Another benefit of a practice run is that you will get to set-up and expect all your equipment. Check the gear and be sure that you are ready for the trip.
As you practice, you can find trouble spots that you may not have noticed before. For example, perhaps your dog’s claws are puncturing your tent’s flooring because they are too sharp and need to be trimmed and grinded.
When is it okay to take your dog off leash?
When you are out in the wild, anything can happen. It’s very important to remember this even though dogs have been domesticated for thousands of years.
However, they can still have a split second decision to do something wild or stupid, such as darting into the street as a car comes, chasing a bear cub, or sniffing a skunk.
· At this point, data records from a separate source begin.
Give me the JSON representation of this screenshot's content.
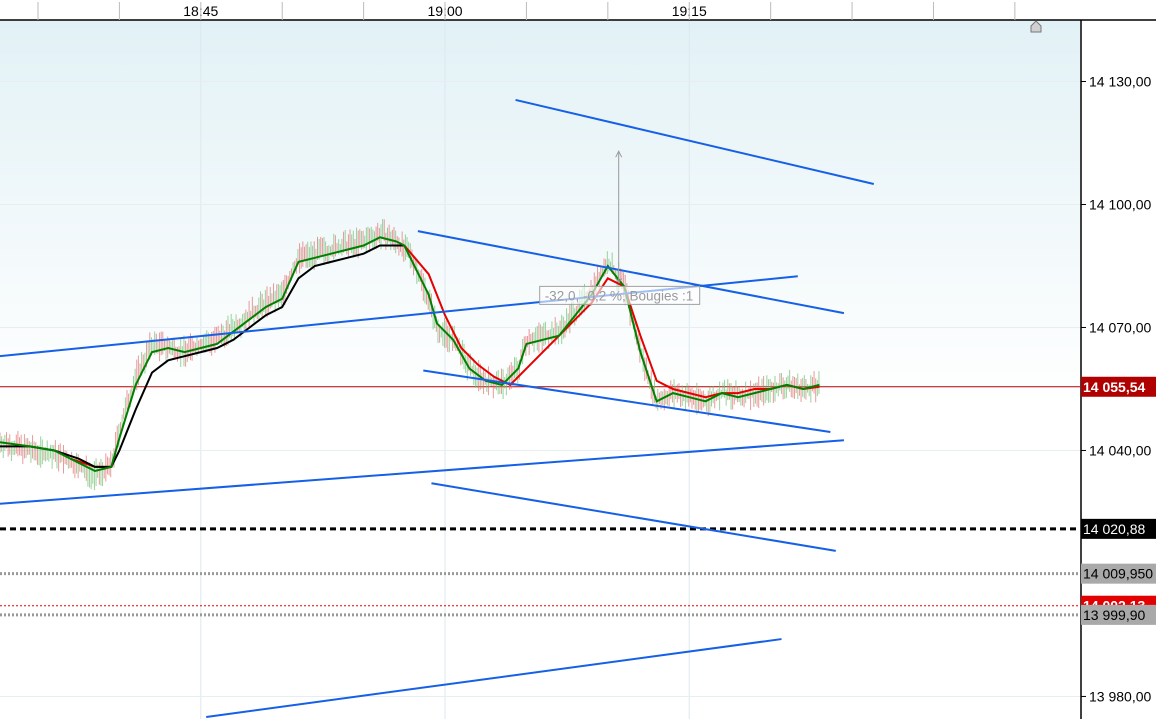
{
  "colors": {
    "bg_top": "#e2f1f6",
    "bg_bottom": "#ffffff",
    "trendline": "#1560e6",
    "ma_fast": "#008000",
    "ma_slow": "#000000",
    "ma_red": "#e60000",
    "last_price": "#b00000",
    "badge_red": "#e30000",
    "badge_black": "#000000",
    "badge_gray": "#a9a9a9",
    "candle_up": "#70c070",
    "candle_down": "#e07070"
  },
  "chart_data": {
    "type": "line",
    "title": "",
    "xlabel": "",
    "ylabel": "",
    "x_axis": {
      "type": "time",
      "ticks": [
        {
          "t": "18:45",
          "label": "18:45"
        },
        {
          "t": "19:00",
          "label": "19:00"
        },
        {
          "t": "19:15",
          "label": "19:15"
        }
      ],
      "range": [
        "18:32:40",
        "19:39:00"
      ]
    },
    "y_axis": {
      "range": [
        13974.5,
        14145.0
      ],
      "ticks": [
        14130.0,
        14100.0,
        14070.0,
        14040.0,
        13980.0
      ],
      "tick_labels": [
        "14 130,00",
        "14 100,00",
        "14 070,00",
        "14 040,00",
        "13 980,00"
      ]
    },
    "series": [
      {
        "role": "price_close",
        "x": [
          "18:32:40",
          "18:34:30",
          "18:36:00",
          "18:37:30",
          "18:38:30",
          "18:39:30",
          "18:40:00",
          "18:41:00",
          "18:42:00",
          "18:43:00",
          "18:44:00",
          "18:45:00",
          "18:46:00",
          "18:47:00",
          "18:48:00",
          "18:49:00",
          "18:50:00",
          "18:51:00",
          "18:52:00",
          "18:53:00",
          "18:54:00",
          "18:55:00",
          "18:56:00",
          "18:57:00",
          "18:58:00",
          "18:59:00",
          "18:59:30",
          "19:00:30",
          "19:01:30",
          "19:02:30",
          "19:03:30",
          "19:04:30",
          "19:05:00",
          "19:06:00",
          "19:07:00",
          "19:08:00",
          "19:09:00",
          "19:10:00",
          "19:11:00",
          "19:12:00",
          "19:13:00",
          "19:14:00",
          "19:15:00",
          "19:16:00",
          "19:17:00",
          "19:18:00",
          "19:19:00",
          "19:20:00",
          "19:21:00",
          "19:22:00",
          "19:23:00"
        ],
        "values": [
          14042,
          14040,
          14039,
          14036,
          14034,
          14036,
          14045,
          14058,
          14066,
          14065,
          14064,
          14066,
          14067,
          14070,
          14073,
          14076,
          14078,
          14087,
          14088,
          14089,
          14090,
          14091,
          14093,
          14091,
          14087,
          14077,
          14070,
          14067,
          14060,
          14057,
          14056,
          14060,
          14067,
          14068,
          14069,
          14074,
          14079,
          14086,
          14080,
          14064,
          14052,
          14054,
          14053,
          14052,
          14054,
          14053,
          14054,
          14055,
          14056,
          14055,
          14055.54
        ]
      },
      {
        "name": "",
        "role": "ma_fast",
        "x": [
          "18:32:40",
          "18:34:30",
          "18:36:00",
          "18:37:30",
          "18:38:30",
          "18:39:30",
          "18:40:00",
          "18:41:00",
          "18:42:00",
          "18:43:00",
          "18:44:00",
          "18:45:00",
          "18:46:00",
          "18:47:00",
          "18:48:00",
          "18:49:00",
          "18:50:00",
          "18:51:00",
          "18:52:00",
          "18:53:00",
          "18:54:00",
          "18:55:00",
          "18:56:00",
          "18:57:00",
          "18:57:30",
          "18:59:00",
          "18:59:30",
          "19:00:30",
          "19:01:30",
          "19:02:30",
          "19:03:30",
          "19:04:30",
          "19:05:00",
          "19:06:00",
          "19:07:00",
          "19:08:00",
          "19:09:00",
          "19:10:00",
          "19:11:00",
          "19:12:00",
          "19:13:00",
          "19:14:00",
          "19:15:00",
          "19:16:00",
          "19:17:00",
          "19:18:00",
          "19:19:00",
          "19:20:00",
          "19:21:00",
          "19:22:00",
          "19:23:00"
        ],
        "values": [
          14042,
          14041,
          14040,
          14037,
          14035,
          14036,
          14043,
          14056,
          14064,
          14065,
          14064,
          14065,
          14066,
          14069,
          14072,
          14075,
          14077,
          14086,
          14087,
          14088,
          14089,
          14090,
          14092,
          14091,
          14090,
          14078,
          14071,
          14067,
          14060,
          14057,
          14056,
          14060,
          14066,
          14067,
          14068,
          14073,
          14078,
          14085,
          14080,
          14064,
          14052,
          14054,
          14053,
          14052,
          14054,
          14053,
          14054,
          14055,
          14056,
          14055,
          14056
        ]
      },
      {
        "name": "",
        "role": "ma_slow",
        "x": [
          "18:32:40",
          "18:34:30",
          "18:36:00",
          "18:37:30",
          "18:38:30",
          "18:39:30",
          "18:40:00",
          "18:41:00",
          "18:42:00",
          "18:43:00",
          "18:44:00",
          "18:45:00",
          "18:46:00",
          "18:47:00",
          "18:48:00",
          "18:49:00",
          "18:50:00",
          "18:51:00",
          "18:52:00",
          "18:53:00",
          "18:54:00",
          "18:55:00",
          "18:56:00",
          "18:57:00",
          "18:57:30"
        ],
        "values": [
          14041,
          14041,
          14040,
          14038,
          14036,
          14036,
          14040,
          14050,
          14059,
          14062,
          14063,
          14064,
          14065,
          14067,
          14070,
          14073,
          14075,
          14082,
          14085,
          14086,
          14087,
          14088,
          14090,
          14090,
          14090
        ]
      },
      {
        "name": "",
        "role": "ma_red",
        "x": [
          "18:37:00",
          "18:38:30",
          "18:39:30",
          "18:57:30",
          "18:59:00",
          "19:00:00",
          "19:01:00",
          "19:02:00",
          "19:03:00",
          "19:04:00",
          "19:09:00",
          "19:10:00",
          "19:11:00",
          "19:12:00",
          "19:13:00",
          "19:14:00",
          "19:15:00",
          "19:16:00",
          "19:17:00",
          "19:18:00",
          "19:19:00",
          "19:20:00",
          "19:21:00",
          "19:22:00",
          "19:23:00"
        ],
        "values": [
          14038,
          14036,
          14036,
          14090,
          14083,
          14073,
          14065,
          14061,
          14058,
          14056,
          14076,
          14082,
          14080,
          14068,
          14057,
          14055,
          14054,
          14053,
          14054,
          14054,
          14055,
          14055,
          14056,
          14055,
          14055.54
        ]
      }
    ],
    "trendlines": [
      {
        "from": [
          "19:04:20",
          14125.5
        ],
        "to": [
          "19:26:20",
          14105.0
        ]
      },
      {
        "from": [
          "18:32:40",
          14063.0
        ],
        "to": [
          "19:21:40",
          14082.5
        ]
      },
      {
        "from": [
          "18:58:20",
          14093.5
        ],
        "to": [
          "19:24:30",
          14073.5
        ]
      },
      {
        "from": [
          "18:58:40",
          14059.5
        ],
        "to": [
          "19:23:40",
          14044.5
        ]
      },
      {
        "from": [
          "18:32:40",
          14027.0
        ],
        "to": [
          "19:24:30",
          14042.5
        ]
      },
      {
        "from": [
          "18:59:10",
          14032.0
        ],
        "to": [
          "19:24:00",
          14015.5
        ]
      },
      {
        "from": [
          "18:45:20",
          13975.0
        ],
        "to": [
          "19:20:40",
          13994.0
        ]
      }
    ],
    "measure": {
      "x": "19:10:40",
      "from": 14081.0,
      "to": 14113.0,
      "label": "-32,0, -0,2 %, Bougies :1"
    },
    "horizontal_levels": [
      {
        "value": 14055.54,
        "label": "14 055,54",
        "style": "last-price"
      },
      {
        "value": 14020.88,
        "label": "14 020,88",
        "style": "dashed"
      },
      {
        "value": 14009.95,
        "label": "14 009,950",
        "style": "dotted"
      },
      {
        "value": 14002.13,
        "label": "14 002,13",
        "style": "red-dotted"
      },
      {
        "value": 13999.9,
        "label": "13 999,90",
        "style": "dotted"
      }
    ],
    "grid": true,
    "legend": "none"
  }
}
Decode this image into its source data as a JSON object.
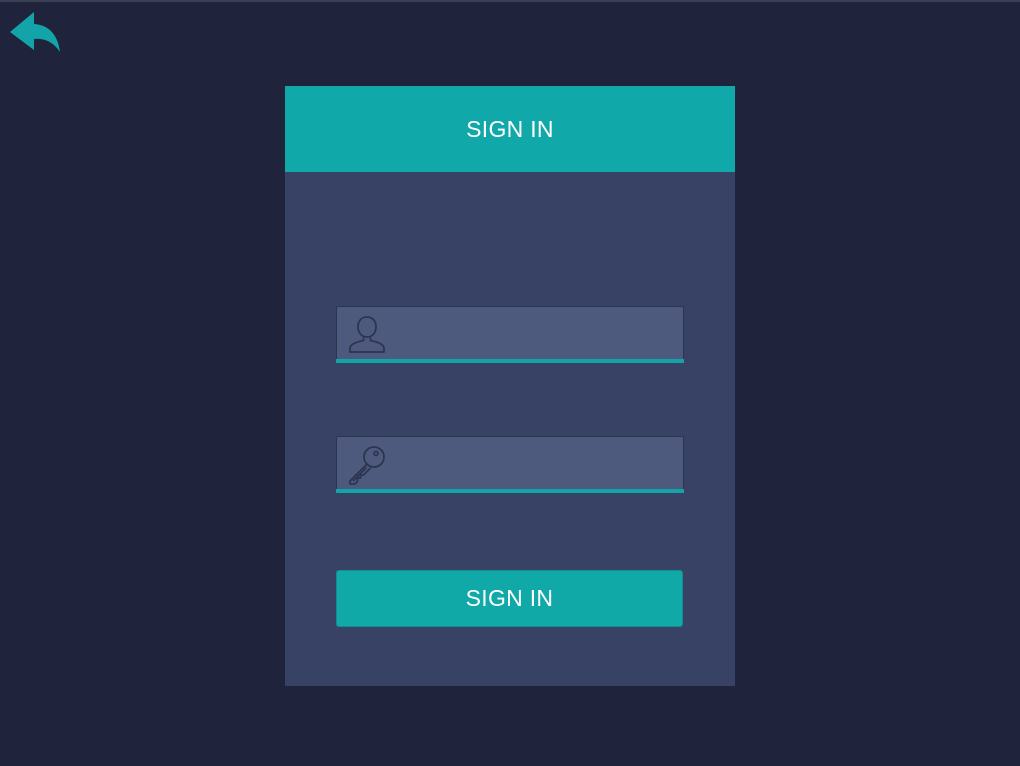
{
  "colors": {
    "background": "#1f233c",
    "card": "#384264",
    "accent": "#11a8aa",
    "field": "#4e5a7d"
  },
  "nav": {
    "back_icon": "reply-arrow-icon"
  },
  "form": {
    "title": "SIGN IN",
    "username": {
      "icon": "user-icon",
      "value": "",
      "placeholder": ""
    },
    "password": {
      "icon": "key-icon",
      "value": "",
      "placeholder": ""
    },
    "submit_label": "SIGN IN"
  }
}
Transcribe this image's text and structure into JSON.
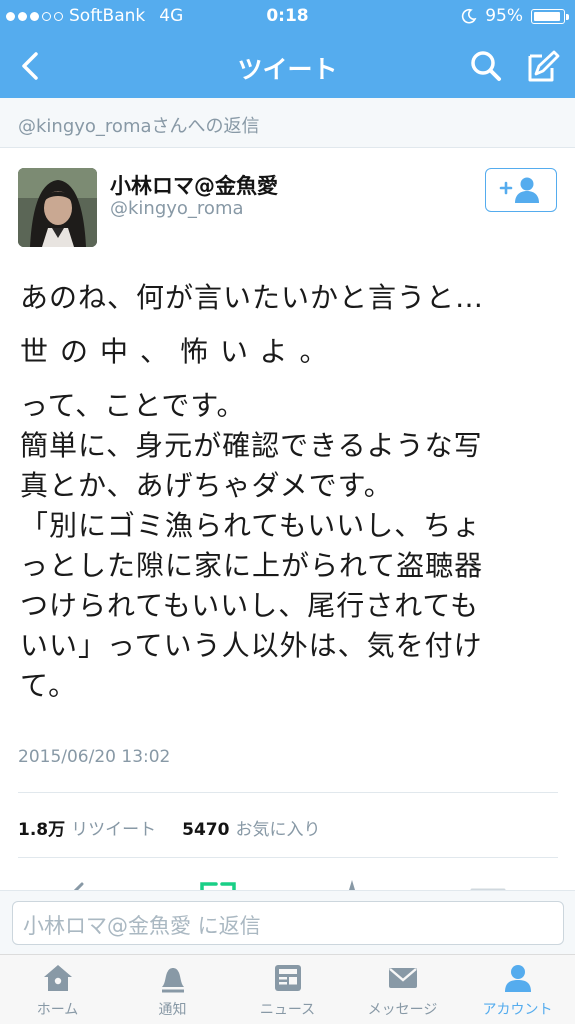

Without that leash, you are relying 100% on the dog’s recall (that is, the dog coming when called) and the dog not being so caught up in the situation that he can’t even hear what you are saying.
If your camping area doesn’t allow off-leash dogs, then the dog needs to remain on the leash. There may be issues regarding the local wildlife in that area.
If your dog is the type to wander around, explore and forget that you exist, you definitely want to keep him on-leash. It would suck to have a lost pet in the wilderness.
The other reason is that when a dog wanders off, you aren’t there to supervise the situation and you don’t know what he is doing. He could be sniffing some trees, or he could be playing with a poisonous snake.
What to do with Dog’s Poo?
When you take your dog outdoors, be sure to pick up his poop. This is part of leaving “no trace behind” so that the area can stay as it was.
Specifically, dog food contains much more nutrients than if the dog foraged naturally, and so does its poop, thus disrupting the “closed loop” of the ecosystem.
If the area has trash cans, dispose it there. Otherwise, you can dig a hole and place the bagged poop inside. If you want to be extra vigilant and carry it with you until you reach a trash can, consider placing the bag into an airtight bag, such as a Ziploc bag.
Happy Trails and Happy Tails!
Is it your first time camping with your dog? Taking him on a camping trip can get out of hand. So, before you take off, consider my tips on taking a dog camping for the first time.